Statements made at the Cabinet session by the prime minister and by Aloni were read aloud from the Knesset podium by Ramon, who has played a mediating role in the coalition crisis.
In her statement, Aloni expressed “great regret” if her comments had offended the Orthodox community. She reiterated her own and her party’s desire for the continuation in office of the present government and pledged to work together with its other components in “mutual respect, mutual consideration, mutual listening and good will.”
Rabin, in his statement, said that although he deplored Aloni’s remarks, he had turned down Shas’s request to remove her from the education post after she expressed her regret and provided assurances about the future.
He vowed he would use his “legal powers” if “upsets” such as those that had “plagued the Likud government” before him occurred in future.
The accord involving the left-wing Meretz and the haredi Shas was finalized at noon by the Shas Council of Torah Sages.
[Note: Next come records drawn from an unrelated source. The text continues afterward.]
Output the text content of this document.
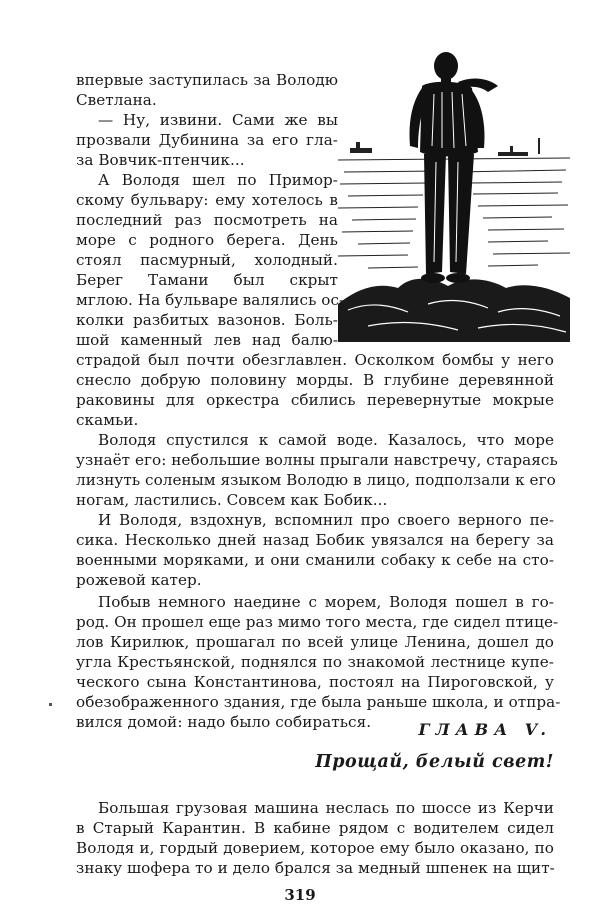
впервые заступилась за Володю
Светлана.
— Ну, извини. Сами же вы
прозвали Дубинина за его гла-
за Вовчик-птенчик...
А Володя шел по Примор-
скому бульвару: ему хотелось в
последний раз посмотреть на
море с родного берега. День
стоял пасмурный, холодный.
Берег Тамани был скрыт
мглою. На бульваре валялись ос-
колки разбитых вазонов. Боль-
шой каменный лев над балю-
страдой был почти обезглавлен. Осколком бомбы у него
снесло добрую половину морды. В глубине деревянной
раковины для оркестра сбились перевернутые мокрые
скамьи.
Володя спустился к самой воде. Казалось, что море
узнаёт его: небольшие волны прыгали навстречу, стараясь
лизнуть соленым языком Володю в лицо, подползали к его
ногам, ластились. Совсем как Бобик...
И Володя, вздохнув, вспомнил про своего верного пе-
сика. Несколько дней назад Бобик увязался на берегу за
военными моряками, и они сманили собаку к себе на сто-
рожевой катер.
Побыв немного наедине с морем, Володя пошел в го-
род. Он прошел еще раз мимо того места, где сидел птице-
лов Кирилюк, прошагал по всей улице Ленина, дошел до
угла Крестьянской, поднялся по знакомой лестнице купе-
ческого сына Константинова, постоял на Пироговской, у
обезображенного здания, где была раньше школа, и отпра-
вился домой: надо было собираться.	ГЛАВА V.
Прощай, белый свет!
Большая грузовая машина неслась по шоссе из Керчи
в Старый Карантин. В кабине рядом с водителем сидел
Володя и, гордый доверием, которое ему было оказано, по
знаку шофера то и дело брался за медный шпенек на щит-
319
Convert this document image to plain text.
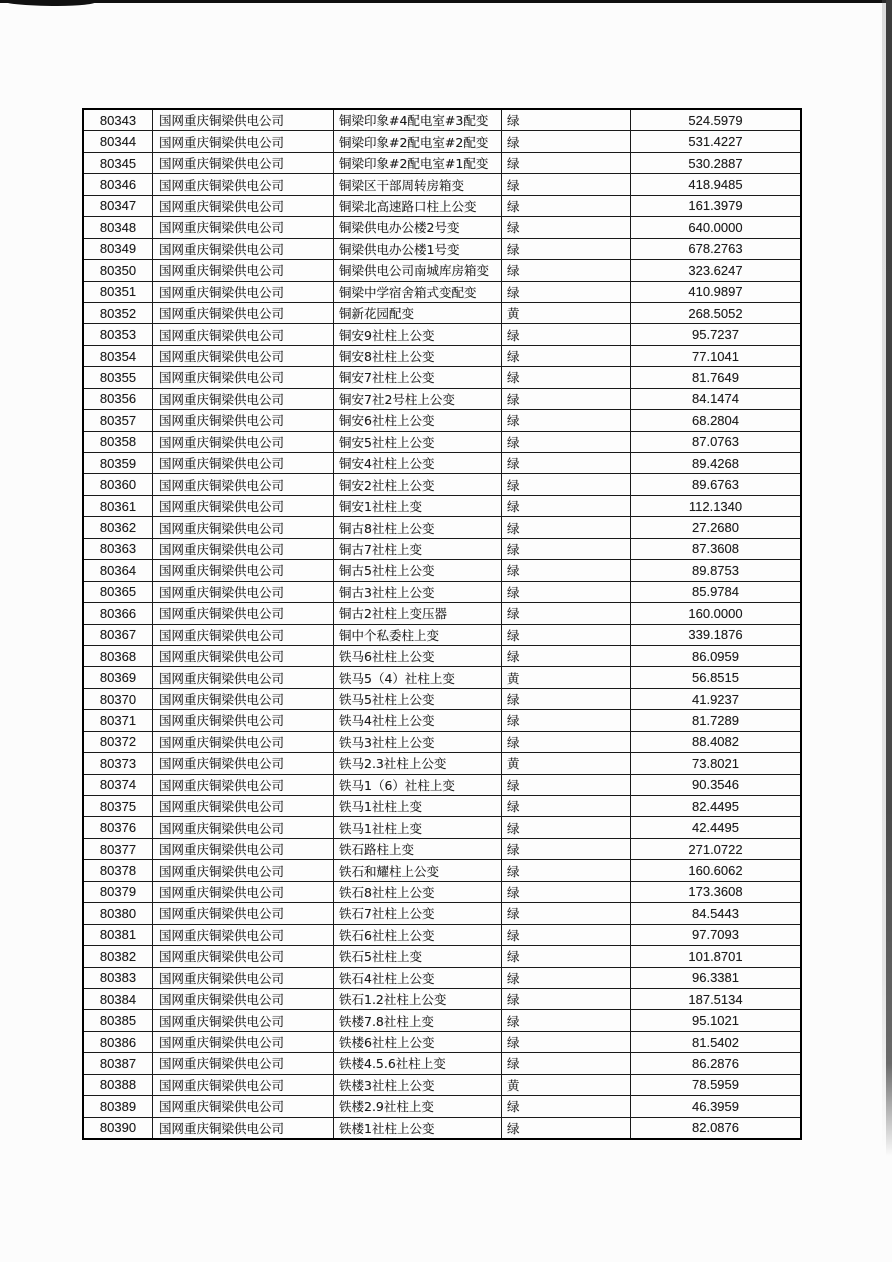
80343	国网重庆铜梁供电公司	铜梁印象#4配电室#3配变	绿	524.5979
80344	国网重庆铜梁供电公司	铜梁印象#2配电室#2配变	绿	531.4227
80345	国网重庆铜梁供电公司	铜梁印象#2配电室#1配变	绿	530.2887
80346	国网重庆铜梁供电公司	铜梁区干部周转房箱变	绿	418.9485
80347	国网重庆铜梁供电公司	铜梁北高速路口柱上公变	绿	161.3979
80348	国网重庆铜梁供电公司	铜梁供电办公楼2号变	绿	640.0000
80349	国网重庆铜梁供电公司	铜梁供电办公楼1号变	绿	678.2763
80350	国网重庆铜梁供电公司	铜梁供电公司南城库房箱变	绿	323.6247
80351	国网重庆铜梁供电公司	铜梁中学宿舍箱式变配变	绿	410.9897
80352	国网重庆铜梁供电公司	铜新花园配变	黄	268.5052
80353	国网重庆铜梁供电公司	铜安9社柱上公变	绿	95.7237
80354	国网重庆铜梁供电公司	铜安8社柱上公变	绿	77.1041
80355	国网重庆铜梁供电公司	铜安7社柱上公变	绿	81.7649
80356	国网重庆铜梁供电公司	铜安7社2号柱上公变	绿	84.1474
80357	国网重庆铜梁供电公司	铜安6社柱上公变	绿	68.2804
80358	国网重庆铜梁供电公司	铜安5社柱上公变	绿	87.0763
80359	国网重庆铜梁供电公司	铜安4社柱上公变	绿	89.4268
80360	国网重庆铜梁供电公司	铜安2社柱上公变	绿	89.6763
80361	国网重庆铜梁供电公司	铜安1社柱上变	绿	112.1340
80362	国网重庆铜梁供电公司	铜古8社柱上公变	绿	27.2680
80363	国网重庆铜梁供电公司	铜古7社柱上变	绿	87.3608
80364	国网重庆铜梁供电公司	铜古5社柱上公变	绿	89.8753
80365	国网重庆铜梁供电公司	铜古3社柱上公变	绿	85.9784
80366	国网重庆铜梁供电公司	铜古2社柱上变压器	绿	160.0000
80367	国网重庆铜梁供电公司	铜中个私委柱上变	绿	339.1876
80368	国网重庆铜梁供电公司	铁马6社柱上公变	绿	86.0959
80369	国网重庆铜梁供电公司	铁马5（4）社柱上变	黄	56.8515
80370	国网重庆铜梁供电公司	铁马5社柱上公变	绿	41.9237
80371	国网重庆铜梁供电公司	铁马4社柱上公变	绿	81.7289
80372	国网重庆铜梁供电公司	铁马3社柱上公变	绿	88.4082
80373	国网重庆铜梁供电公司	铁马2.3社柱上公变	黄	73.8021
80374	国网重庆铜梁供电公司	铁马1（6）社柱上变	绿	90.3546
80375	国网重庆铜梁供电公司	铁马1社柱上变	绿	82.4495
80376	国网重庆铜梁供电公司	铁马1社柱上变	绿	42.4495
80377	国网重庆铜梁供电公司	铁石路柱上变	绿	271.0722
80378	国网重庆铜梁供电公司	铁石和耀柱上公变	绿	160.6062
80379	国网重庆铜梁供电公司	铁石8社柱上公变	绿	173.3608
80380	国网重庆铜梁供电公司	铁石7社柱上公变	绿	84.5443
80381	国网重庆铜梁供电公司	铁石6社柱上公变	绿	97.7093
80382	国网重庆铜梁供电公司	铁石5社柱上变	绿	101.8701
80383	国网重庆铜梁供电公司	铁石4社柱上公变	绿	96.3381
80384	国网重庆铜梁供电公司	铁石1.2社柱上公变	绿	187.5134
80385	国网重庆铜梁供电公司	铁楼7.8社柱上变	绿	95.1021
80386	国网重庆铜梁供电公司	铁楼6社柱上公变	绿	81.5402
80387	国网重庆铜梁供电公司	铁楼4.5.6社柱上变	绿	86.2876
80388	国网重庆铜梁供电公司	铁楼3社柱上公变	黄	78.5959
80389	国网重庆铜梁供电公司	铁楼2.9社柱上变	绿	46.3959
80390	国网重庆铜梁供电公司	铁楼1社柱上公变	绿	82.0876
In a unanimous decision, it instructed the Shas faction to abstain in the no-confidence vote, in light of the understandings reached with the prime minister.
Among these understandings is a role for Deputy Education Minister Maiya in directing Jewish heritage curricula in non-Orthodox state schools; arrangements for periodic lectures by rabbis in such schools; and, in a non- educational issue, tighten kashrut regulations for imported meat.
Observers in the Knesset were divided over the long-term significance of the day’s events. Some agreed with Ramon, who said the government had emerged from the crisis “strengthened.” Others predicted further discord ahead between the haredi Shas and the secular Meretz.